Nesta encruzilhada o Conselho da Europa está hoje confrontado com a necessidade
de clarificar o seu papel e as suas funções e os seus membros confrontados com
a necessidade de definirem a relevância que pretendem dar a esta Organização.
Desde logo, o Estado português. O Governo e a Assembleia da República devem
promover, com urgência, uma reflexão sobre o Conselho da Europa e as suas missões
bem como sobre o espaço que a instituição deve ocupar na afirmação exterior
e na política externa portuguesa. No que á Assembleia da República diz respeito,
Sr. Presidente, importa também debater e definir a importância que é atribuída
á delegação parlamentar nacional na Assembleia Parlamentar do Conselho da Europa.
E, nesse contexto, valorizar essa representação, divulgar a sua actividade e
atribuir-lhe os meios financeiros e humanos adequados. "Melhorar a visibilidade
do Conselho da Europa", como é sugerido no relatório do Grupo de Sábios, passa
também, e muito, pela divulgação da intervenção do País na Organização e, no
caso, pela divulgação da intervenção da delegação parlamentar portuguesa.

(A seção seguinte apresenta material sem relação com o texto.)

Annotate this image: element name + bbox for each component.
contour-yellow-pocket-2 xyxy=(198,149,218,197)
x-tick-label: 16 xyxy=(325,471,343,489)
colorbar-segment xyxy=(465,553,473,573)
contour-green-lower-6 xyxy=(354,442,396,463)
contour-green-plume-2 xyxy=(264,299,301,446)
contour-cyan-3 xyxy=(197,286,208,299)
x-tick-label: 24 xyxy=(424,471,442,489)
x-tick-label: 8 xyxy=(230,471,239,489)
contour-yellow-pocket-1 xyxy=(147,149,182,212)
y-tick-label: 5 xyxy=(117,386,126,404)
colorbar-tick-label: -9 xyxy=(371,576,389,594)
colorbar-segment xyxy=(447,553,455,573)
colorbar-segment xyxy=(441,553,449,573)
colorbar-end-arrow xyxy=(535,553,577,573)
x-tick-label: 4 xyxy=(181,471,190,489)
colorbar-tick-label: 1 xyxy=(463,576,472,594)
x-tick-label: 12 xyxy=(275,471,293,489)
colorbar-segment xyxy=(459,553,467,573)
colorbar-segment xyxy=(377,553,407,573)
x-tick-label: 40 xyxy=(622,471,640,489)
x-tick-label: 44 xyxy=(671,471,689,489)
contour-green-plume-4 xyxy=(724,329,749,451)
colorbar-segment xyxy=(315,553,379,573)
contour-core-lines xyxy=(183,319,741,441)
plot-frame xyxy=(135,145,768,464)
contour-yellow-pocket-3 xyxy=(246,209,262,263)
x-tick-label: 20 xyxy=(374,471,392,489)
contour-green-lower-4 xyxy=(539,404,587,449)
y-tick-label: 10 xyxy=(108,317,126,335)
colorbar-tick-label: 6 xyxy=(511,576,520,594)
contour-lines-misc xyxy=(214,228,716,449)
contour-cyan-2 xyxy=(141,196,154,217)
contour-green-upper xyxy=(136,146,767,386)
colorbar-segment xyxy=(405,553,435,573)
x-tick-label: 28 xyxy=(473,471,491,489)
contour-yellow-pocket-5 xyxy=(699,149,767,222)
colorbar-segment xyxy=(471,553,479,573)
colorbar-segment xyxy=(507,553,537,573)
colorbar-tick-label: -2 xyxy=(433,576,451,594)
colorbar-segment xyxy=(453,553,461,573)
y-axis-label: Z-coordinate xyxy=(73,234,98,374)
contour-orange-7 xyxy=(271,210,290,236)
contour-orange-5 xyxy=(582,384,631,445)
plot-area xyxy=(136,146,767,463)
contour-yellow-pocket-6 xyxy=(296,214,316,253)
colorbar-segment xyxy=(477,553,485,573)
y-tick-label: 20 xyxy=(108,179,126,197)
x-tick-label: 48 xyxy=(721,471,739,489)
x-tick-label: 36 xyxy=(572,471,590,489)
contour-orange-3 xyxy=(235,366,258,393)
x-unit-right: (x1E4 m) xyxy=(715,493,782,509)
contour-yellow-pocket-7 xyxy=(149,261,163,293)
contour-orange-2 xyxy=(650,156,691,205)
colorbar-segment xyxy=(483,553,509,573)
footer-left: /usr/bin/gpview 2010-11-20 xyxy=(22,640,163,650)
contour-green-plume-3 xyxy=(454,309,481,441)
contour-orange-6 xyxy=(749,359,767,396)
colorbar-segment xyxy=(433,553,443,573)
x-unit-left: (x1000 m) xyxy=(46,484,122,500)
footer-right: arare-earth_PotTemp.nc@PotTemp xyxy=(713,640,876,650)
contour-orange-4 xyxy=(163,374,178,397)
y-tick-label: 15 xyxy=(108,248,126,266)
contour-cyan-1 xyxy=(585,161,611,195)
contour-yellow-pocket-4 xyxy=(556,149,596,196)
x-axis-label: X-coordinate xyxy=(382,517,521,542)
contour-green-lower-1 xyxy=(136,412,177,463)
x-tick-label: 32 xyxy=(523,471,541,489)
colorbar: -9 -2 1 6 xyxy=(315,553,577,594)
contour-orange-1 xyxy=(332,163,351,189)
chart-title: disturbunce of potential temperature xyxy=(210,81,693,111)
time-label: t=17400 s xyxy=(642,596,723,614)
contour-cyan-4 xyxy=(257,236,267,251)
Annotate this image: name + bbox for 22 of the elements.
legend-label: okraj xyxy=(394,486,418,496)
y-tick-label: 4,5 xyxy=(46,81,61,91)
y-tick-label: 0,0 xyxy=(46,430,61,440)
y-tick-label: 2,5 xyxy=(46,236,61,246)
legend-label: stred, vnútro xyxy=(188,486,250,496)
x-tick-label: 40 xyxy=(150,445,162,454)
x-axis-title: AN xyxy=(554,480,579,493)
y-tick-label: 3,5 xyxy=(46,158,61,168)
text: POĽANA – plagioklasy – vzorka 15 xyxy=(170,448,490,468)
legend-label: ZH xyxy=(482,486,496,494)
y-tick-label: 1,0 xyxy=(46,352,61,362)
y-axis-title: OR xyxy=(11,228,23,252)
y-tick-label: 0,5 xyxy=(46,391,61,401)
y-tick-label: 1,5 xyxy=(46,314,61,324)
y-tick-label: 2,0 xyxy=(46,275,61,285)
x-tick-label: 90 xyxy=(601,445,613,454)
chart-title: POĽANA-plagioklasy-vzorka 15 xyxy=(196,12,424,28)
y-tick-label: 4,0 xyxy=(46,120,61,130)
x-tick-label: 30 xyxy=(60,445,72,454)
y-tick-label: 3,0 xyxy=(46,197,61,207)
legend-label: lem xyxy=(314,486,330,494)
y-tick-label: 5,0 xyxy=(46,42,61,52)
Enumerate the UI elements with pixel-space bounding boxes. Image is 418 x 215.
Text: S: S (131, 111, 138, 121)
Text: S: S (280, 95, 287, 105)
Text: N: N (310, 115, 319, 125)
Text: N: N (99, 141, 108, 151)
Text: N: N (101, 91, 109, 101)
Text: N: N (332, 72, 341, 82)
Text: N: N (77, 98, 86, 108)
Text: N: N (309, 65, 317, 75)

Outro terreno, não menos importante para a existência e a credibilização do
Conselho da Europa é a da ambiguidade e dos duplos critérios que utiliza na
abordagem dos problemas da paz e dos direitos humanos. É sabido que o Conselho
da Europa possui, entre os seus membros, um Estado, a Turquia, que não respeita
os princípios que enformam a instituição, que tem presos políticos, que mantém
a pena de morte e que não cumpre e despreza os sucessivos acordãos condenatórios
do Tribunal Europeu dos Direitos do Homem. É sabido que a Turquia desenvolve
uma política de genocídio e de não reconhecimento dos direitos do povo curdo
e de outras minorias nacionais. Neste preciso momento, um dirigente curdo, preso
político, Abdullah Oçalan, corre o risco de ser condenado á morte. É sabido
que a Turquia ocupa, ilegalmente uma parte do território de Chipre. Mas os debates
sobre o que se passa na Turquia são permanentemente bloqueados e este país continua
a manter o seu lugar e a sentar-se imperturbavelmente nas reuniões dos Comités
de Ministros, de embaixadores e da Assembleia Parlamentar. Em contrapartida
o Conselho da Europa e, em particular a última sessão da Assembleia Parlamentar,
reunida na semana passada, juntou a sua voz á voz dos que defendem a guerra
dos EUA e da NATO contra a Jugoslávia, juntou a sua voz não á voz da PAZ mas
à voz dos "va-t-en guerre", recusando a oportunidade de contribuir para uma
solução política e pacífica e de terminar com a gigantesca e intolerável catástrofe
humanitária que está a ser vivida por centenas de milhares de refugiados, recusando
dar uma oportunidade á paz e, assim, pondo em causa a sua própria razão de ser.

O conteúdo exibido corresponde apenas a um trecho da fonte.